MATH HOMEWORK URGENT!!!!
Ricardo2222
Math 034 First Letter of Last Name Homework #8 Full Name ___________________________ Due Wednesday 11/4/15 Section _____________________________
1. (Section 7.3) On the basis of how long he has until retirement and his comfort with investment risk, Bill has decided that he wants to allocate the money in his retirement account as follows: 70% to equities, 25% to fixed income, and 5% to cash.
a. If he assumes that each asset class provides the low end of the rates of return shown in the table in Example #1 in the PowerPoint slides from Section 7.3, what overall rate of return would he expect to earn over the long term?
b. If he assumes that each asset class provides the high end rate of return, what overall rate of return would he expect to earn over the long term?
2. (Section 7.3) The Northern Tier Real Estate Fund has $84,324,980 in assets and 1,009,880 shares. If Ruth owns
76.387 shares of this fund, what is the value of her investment?
3. (Section 7.3) The net asset value of a mutual fund is $139.56. The fund charges a 2% load. How many shares will you own if you invest $11,000 in this fund?
4. (Section 7.3) One November 1, 2009, the net asset value of the Phillips International Fund was $52.43. On November 1, 2015, the net asset value was $28.12. If all dividends were reinvested, each share of the fund on November 1, 2009 would have grown to 2.486 shares on November 1, 2015. Calculate the average annual rate of return.
5. (Section 7.3) A mutual fund had annual returns of +10%, +9%, -4%, -8%, and +3% in each of the past 5 years. What was the average rate of return over this period?
6. (Section 7.3) Two years ago, an investment you made in a mutual fund was worth $7,500.00. Today it is worth $6,195.35. When you complain to your fund manager, he indicates that your annual rate of return for the year that just ended was 8%. Calculate your annual rate of return for the first year.
7. (Section 8.1) The company you work for provides a lifetime income to its employees on retirement at age 65. The formula provides 2% for each year of service of the average of the employee’s earnings for the last 3 years on the job, up to a maximum of 75%. Your company offers employees the choice to retire as early as age 60 or as late as age 72. Those retiring before age 65 have their calculated benefit reduced by 2.4% for each year they retire prior to age 65; those retiring later have their benefit increased by 2.2% for each year beyond age 65 that they work.
a.

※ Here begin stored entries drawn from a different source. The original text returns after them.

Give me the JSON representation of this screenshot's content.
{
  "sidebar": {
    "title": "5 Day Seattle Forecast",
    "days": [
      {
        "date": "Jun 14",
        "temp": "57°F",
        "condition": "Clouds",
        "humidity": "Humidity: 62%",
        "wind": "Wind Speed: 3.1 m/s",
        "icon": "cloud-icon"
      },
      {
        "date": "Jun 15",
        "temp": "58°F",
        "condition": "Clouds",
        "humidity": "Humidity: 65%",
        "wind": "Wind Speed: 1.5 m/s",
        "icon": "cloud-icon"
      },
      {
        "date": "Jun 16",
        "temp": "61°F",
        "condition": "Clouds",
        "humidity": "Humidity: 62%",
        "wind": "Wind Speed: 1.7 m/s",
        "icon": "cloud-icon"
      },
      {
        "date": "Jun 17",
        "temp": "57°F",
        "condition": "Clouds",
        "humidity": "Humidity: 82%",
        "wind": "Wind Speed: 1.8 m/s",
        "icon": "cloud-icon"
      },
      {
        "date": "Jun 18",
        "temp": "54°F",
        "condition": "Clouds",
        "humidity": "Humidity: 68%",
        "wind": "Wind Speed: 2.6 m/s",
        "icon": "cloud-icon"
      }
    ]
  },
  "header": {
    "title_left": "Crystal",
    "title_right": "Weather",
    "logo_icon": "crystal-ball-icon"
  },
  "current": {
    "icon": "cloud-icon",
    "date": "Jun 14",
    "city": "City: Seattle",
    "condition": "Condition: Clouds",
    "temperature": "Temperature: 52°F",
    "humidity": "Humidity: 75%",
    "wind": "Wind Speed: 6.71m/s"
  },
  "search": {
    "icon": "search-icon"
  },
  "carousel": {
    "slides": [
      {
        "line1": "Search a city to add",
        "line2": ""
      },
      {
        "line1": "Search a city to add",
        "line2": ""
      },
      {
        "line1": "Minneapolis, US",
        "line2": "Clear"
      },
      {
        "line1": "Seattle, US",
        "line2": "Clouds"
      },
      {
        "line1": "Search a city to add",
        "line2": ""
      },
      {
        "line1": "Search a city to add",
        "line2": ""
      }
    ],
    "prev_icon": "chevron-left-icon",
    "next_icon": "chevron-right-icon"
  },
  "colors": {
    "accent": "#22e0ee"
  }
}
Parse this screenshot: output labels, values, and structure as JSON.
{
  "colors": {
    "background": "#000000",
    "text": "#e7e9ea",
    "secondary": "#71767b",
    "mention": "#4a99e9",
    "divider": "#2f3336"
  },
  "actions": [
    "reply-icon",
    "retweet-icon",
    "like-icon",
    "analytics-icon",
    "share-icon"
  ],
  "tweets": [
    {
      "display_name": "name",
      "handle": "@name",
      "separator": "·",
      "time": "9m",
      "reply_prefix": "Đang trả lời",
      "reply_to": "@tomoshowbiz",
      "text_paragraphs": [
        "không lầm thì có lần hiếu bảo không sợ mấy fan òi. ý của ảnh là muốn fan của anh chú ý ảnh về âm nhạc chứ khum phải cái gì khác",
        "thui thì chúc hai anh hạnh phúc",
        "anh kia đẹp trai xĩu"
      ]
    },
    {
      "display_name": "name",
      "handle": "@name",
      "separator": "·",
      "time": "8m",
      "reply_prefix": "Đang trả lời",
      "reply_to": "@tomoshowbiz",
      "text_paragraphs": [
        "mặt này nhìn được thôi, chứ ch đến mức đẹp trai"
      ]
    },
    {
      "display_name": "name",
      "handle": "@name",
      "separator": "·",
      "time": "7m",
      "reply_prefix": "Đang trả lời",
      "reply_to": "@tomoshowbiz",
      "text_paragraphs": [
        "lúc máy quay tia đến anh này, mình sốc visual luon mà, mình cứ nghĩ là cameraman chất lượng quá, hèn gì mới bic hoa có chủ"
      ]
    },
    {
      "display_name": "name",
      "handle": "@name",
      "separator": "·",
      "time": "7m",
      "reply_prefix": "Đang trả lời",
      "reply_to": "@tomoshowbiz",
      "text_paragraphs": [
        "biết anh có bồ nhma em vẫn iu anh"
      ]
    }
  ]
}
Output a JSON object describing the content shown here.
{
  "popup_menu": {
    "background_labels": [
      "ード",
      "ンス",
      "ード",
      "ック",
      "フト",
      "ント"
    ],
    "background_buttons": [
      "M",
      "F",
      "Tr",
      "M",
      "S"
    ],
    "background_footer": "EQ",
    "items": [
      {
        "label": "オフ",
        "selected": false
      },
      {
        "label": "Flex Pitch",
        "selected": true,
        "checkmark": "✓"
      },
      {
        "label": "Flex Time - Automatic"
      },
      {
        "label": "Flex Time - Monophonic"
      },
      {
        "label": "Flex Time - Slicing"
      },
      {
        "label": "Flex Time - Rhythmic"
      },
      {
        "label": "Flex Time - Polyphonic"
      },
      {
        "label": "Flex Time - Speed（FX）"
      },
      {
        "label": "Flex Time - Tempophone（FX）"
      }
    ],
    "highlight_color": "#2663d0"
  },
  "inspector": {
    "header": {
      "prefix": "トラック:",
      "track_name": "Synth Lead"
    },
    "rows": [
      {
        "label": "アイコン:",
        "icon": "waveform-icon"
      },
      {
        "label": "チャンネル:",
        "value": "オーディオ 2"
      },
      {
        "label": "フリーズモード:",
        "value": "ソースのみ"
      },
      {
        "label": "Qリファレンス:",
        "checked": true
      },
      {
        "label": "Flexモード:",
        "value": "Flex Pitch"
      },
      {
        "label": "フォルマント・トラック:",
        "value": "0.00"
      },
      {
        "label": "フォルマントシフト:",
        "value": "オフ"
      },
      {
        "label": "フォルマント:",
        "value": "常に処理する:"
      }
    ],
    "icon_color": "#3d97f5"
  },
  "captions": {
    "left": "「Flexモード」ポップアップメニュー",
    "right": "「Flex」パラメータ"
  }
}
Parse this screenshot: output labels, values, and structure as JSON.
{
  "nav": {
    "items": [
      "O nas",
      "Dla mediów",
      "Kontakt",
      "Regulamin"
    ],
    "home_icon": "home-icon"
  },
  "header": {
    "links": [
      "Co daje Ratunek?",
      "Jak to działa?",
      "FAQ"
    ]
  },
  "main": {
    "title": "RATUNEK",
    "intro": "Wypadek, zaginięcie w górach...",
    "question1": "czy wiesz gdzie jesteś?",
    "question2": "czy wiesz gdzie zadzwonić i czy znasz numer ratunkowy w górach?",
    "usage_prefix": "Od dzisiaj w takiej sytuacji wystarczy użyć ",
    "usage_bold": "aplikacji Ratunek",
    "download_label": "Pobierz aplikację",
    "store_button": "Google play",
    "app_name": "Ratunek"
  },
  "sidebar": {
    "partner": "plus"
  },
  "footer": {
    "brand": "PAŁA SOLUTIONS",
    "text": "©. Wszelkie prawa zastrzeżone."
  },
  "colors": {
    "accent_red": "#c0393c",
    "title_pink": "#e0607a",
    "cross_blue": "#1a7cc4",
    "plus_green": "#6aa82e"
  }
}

Suppose you plan to retire this year at age 61. You have 26 years of service to the company and your last 3 years’ earnings were $55,785, $59,840, and $60,565. Calculate your pension benefit.
b. Suppose you plan to retire this year at age 70. You have 40 years of service to the company and your last 3 years’ earnings were $67,654, $69,450, and $74,820. Calculate your pension benefit.
8. (Section 8.1) The company that Renee works for contributes 9% of each employee’s annual earnings to a defined contribution plan, provided that the employee contributes at least 6%. Renee earns $47,750 per year. How much will go into her retirement account this year if she contributes:
a. 4% of her income? b. 8% of her income?
9. (Section 8.1) Jana is leaving her job after working for her company for 5 ½ years. She has contributed a total of
$24,684.13 to her retirement account. The total amount in her retirement account is $38,987.84. Using the vesting table found in Example #6 in the PowerPoint slides for Section 8.1, find her vested balance in this plan.